CAUSOS DE FAMÍLIA
Nos anos 1960, sem as tecnologias de comunicação, que hoje muito distanciam as pessoas, estava a família brasileira habituada à reunião em volta de mesa, a ouvir os exímios contadores de “causos”. Com a minha não foi diferente. A nossa própria casa toda feita de pedra, na Vila Rubim, em Vitória (ES), já ensejava diferentes histórias a respeito de sua edificação. Os mais antigos presumiam construção por mãos de fortes escravos a serviço de padres. Outra versão é a de outrora “casa de favores” com festiva clientela. Intitulada “O Castelo”, os bem cultos lhe tinham especial deferência, tal o rústico, mas singular monumento. Para a mente ficcionista do então menino, a sua moradia suscitava fabulações com princesas e condes e vampiros.

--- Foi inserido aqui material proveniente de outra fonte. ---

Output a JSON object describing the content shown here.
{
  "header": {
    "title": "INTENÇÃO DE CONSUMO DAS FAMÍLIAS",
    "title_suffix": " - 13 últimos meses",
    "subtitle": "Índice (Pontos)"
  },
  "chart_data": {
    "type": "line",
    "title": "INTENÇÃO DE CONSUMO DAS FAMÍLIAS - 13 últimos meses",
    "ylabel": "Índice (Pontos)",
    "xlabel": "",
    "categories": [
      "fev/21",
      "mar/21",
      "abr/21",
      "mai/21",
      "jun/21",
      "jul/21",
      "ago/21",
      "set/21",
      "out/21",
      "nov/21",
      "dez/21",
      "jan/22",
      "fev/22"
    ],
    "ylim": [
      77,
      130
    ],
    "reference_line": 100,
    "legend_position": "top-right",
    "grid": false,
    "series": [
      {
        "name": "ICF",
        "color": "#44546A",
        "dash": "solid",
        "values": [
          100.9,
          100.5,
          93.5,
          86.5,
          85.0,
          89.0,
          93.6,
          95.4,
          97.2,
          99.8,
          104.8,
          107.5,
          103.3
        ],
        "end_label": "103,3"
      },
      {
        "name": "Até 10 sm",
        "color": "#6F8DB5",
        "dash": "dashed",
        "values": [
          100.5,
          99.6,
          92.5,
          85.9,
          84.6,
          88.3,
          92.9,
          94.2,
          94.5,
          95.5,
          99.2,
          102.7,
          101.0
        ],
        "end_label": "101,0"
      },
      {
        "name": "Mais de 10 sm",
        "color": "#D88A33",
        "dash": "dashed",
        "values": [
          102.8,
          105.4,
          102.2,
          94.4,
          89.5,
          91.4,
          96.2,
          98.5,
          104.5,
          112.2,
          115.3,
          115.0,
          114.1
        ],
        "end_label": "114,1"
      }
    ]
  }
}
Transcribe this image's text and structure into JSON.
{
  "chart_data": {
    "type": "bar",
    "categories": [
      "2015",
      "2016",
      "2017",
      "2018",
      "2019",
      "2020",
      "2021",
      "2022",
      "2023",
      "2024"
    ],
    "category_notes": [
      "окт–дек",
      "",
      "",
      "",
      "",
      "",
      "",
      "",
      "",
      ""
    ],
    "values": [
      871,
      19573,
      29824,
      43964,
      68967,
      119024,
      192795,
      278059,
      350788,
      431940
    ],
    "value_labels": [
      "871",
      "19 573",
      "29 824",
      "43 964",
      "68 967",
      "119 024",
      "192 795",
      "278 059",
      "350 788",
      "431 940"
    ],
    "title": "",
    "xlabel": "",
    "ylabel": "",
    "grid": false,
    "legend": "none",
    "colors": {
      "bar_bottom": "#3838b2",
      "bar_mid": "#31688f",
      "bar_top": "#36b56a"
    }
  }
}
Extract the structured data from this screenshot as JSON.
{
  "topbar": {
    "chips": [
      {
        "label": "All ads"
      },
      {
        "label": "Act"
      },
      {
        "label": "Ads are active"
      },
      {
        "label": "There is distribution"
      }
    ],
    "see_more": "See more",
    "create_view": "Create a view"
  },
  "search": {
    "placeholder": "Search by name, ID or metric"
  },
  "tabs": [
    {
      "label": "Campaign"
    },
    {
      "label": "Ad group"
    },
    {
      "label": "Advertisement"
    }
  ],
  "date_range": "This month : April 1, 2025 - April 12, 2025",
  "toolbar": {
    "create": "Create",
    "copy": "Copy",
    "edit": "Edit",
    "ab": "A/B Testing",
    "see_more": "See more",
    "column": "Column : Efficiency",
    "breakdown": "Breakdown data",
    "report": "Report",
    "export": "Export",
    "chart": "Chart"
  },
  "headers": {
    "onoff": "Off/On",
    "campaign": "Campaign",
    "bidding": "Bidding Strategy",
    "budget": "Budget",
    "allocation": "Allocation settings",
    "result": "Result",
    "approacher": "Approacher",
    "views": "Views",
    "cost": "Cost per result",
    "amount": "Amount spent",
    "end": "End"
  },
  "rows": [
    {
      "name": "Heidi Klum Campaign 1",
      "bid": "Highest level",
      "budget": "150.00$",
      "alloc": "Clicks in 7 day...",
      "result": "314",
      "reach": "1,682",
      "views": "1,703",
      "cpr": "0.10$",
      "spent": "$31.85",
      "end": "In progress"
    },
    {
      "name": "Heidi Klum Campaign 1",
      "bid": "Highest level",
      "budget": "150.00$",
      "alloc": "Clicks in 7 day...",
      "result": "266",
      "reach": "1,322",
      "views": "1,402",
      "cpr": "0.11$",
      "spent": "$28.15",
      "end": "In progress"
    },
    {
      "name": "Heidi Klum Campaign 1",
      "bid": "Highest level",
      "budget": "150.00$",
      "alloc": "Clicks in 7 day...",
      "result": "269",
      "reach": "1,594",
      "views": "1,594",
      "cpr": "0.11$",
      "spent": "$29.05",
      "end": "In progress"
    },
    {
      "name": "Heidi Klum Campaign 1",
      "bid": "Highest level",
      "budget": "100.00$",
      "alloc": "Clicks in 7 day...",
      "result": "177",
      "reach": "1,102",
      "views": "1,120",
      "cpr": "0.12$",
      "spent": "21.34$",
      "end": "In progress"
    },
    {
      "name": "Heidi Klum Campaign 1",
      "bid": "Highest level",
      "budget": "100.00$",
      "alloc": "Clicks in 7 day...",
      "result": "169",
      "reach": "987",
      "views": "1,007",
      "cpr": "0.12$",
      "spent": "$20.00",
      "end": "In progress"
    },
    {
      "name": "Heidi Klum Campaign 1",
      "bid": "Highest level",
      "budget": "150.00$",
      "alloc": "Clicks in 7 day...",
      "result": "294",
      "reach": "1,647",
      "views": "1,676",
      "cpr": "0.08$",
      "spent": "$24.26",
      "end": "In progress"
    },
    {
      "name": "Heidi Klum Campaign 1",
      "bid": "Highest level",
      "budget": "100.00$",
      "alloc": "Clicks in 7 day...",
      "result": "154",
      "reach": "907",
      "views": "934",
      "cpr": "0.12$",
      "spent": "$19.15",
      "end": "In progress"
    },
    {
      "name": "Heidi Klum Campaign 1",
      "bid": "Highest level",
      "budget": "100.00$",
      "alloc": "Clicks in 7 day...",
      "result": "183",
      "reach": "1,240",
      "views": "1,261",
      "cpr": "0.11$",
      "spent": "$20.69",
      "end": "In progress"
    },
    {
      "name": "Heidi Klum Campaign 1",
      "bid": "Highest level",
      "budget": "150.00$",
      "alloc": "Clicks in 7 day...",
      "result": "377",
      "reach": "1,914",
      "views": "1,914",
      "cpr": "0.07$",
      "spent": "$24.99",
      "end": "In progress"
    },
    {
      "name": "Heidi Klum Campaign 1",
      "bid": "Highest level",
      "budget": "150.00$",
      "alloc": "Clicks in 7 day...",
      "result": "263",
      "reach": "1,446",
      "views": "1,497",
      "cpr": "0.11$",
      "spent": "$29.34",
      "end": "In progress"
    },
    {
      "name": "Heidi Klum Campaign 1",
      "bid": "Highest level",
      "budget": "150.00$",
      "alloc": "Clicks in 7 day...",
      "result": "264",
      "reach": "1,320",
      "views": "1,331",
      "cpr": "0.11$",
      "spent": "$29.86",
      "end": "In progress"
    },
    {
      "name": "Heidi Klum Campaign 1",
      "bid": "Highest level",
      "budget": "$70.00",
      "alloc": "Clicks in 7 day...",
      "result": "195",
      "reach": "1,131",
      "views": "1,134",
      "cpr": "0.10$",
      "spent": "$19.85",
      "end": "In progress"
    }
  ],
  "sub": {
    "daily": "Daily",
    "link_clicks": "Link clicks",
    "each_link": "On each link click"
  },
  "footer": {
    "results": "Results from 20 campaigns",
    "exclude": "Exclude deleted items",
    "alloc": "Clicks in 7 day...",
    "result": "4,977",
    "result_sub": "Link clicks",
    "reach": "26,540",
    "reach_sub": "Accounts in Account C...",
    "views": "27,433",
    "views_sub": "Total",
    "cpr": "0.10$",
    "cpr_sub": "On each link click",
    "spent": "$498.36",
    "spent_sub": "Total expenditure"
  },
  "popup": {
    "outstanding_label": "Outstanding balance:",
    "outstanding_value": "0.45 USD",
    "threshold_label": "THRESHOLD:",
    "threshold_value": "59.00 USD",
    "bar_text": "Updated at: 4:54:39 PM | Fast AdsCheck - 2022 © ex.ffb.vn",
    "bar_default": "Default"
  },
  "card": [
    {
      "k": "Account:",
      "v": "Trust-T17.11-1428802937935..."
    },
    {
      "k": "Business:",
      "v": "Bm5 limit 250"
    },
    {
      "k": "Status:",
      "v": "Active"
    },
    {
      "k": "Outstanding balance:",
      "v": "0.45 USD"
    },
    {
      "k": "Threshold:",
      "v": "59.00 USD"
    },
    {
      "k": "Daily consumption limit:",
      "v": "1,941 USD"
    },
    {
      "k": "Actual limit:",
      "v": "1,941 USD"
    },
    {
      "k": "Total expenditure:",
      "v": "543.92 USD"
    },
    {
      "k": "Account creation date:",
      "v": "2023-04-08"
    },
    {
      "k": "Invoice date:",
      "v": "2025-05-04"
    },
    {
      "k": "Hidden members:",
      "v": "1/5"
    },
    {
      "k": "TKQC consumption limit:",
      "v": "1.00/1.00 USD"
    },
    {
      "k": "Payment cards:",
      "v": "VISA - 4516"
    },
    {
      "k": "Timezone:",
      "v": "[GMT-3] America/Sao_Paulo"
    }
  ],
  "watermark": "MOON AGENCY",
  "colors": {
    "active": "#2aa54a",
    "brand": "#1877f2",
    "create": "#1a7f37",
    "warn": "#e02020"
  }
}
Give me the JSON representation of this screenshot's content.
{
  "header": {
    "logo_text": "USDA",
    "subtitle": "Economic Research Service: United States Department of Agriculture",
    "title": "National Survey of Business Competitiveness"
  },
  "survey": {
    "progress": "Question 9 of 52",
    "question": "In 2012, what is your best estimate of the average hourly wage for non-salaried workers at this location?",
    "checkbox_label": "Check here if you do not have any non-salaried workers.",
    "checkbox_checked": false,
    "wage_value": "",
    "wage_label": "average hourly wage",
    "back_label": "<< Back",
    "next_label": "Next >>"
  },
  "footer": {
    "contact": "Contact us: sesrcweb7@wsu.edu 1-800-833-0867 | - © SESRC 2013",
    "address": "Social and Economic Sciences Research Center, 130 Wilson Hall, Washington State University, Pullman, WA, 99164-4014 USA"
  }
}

Nesse ambiente era deleitoso acordar na madrugada para receber o tio Samuca (Samuel Tavares), chegado do Japão. Tripulante da Marinha mercante, assumiu cognome William, consoante o \\\\\\\"way american\\\\\\\". Navegava com paradas por quarenta e cinco dias, por igual tempo no retorno. Em papelão trazia para mim réplicas de navios e para todos muitas histórias. Mamãe coava-lhe um café novo e, posta a mesa com guloseimas, ficávamos meu pai e eu a ouvi-lo. Citava Rotterdan, Singapura; dizia de eventos a bordo do cargueiro. O tamanho da âncora, revelado, mais me apequenava. Meu maior interesse, contudo, era a sereia. Eu indagava. Ele e meu pai (José Tavares) se entreolhavam. Ao ouvirem o encantante e hipnótico canto da criatura híbrida, prevenidos, marujos se calavam; e, por temor à hipnose, vedavam os olhos, tampavam os ouvidos. Isso me encantava! Ou o barco, por força estranha, seria dirigido para um lugar sem volta, repleto de dragões. No alto mar, indomável o oceano, navio se iguala a caixa de fósforo, dizia. Jogada a nave para lá e para cá, muito oravam, a rogar bonança e proteção. Eu logo imaginava as minhas peraltices com insetos postos em barquinho de...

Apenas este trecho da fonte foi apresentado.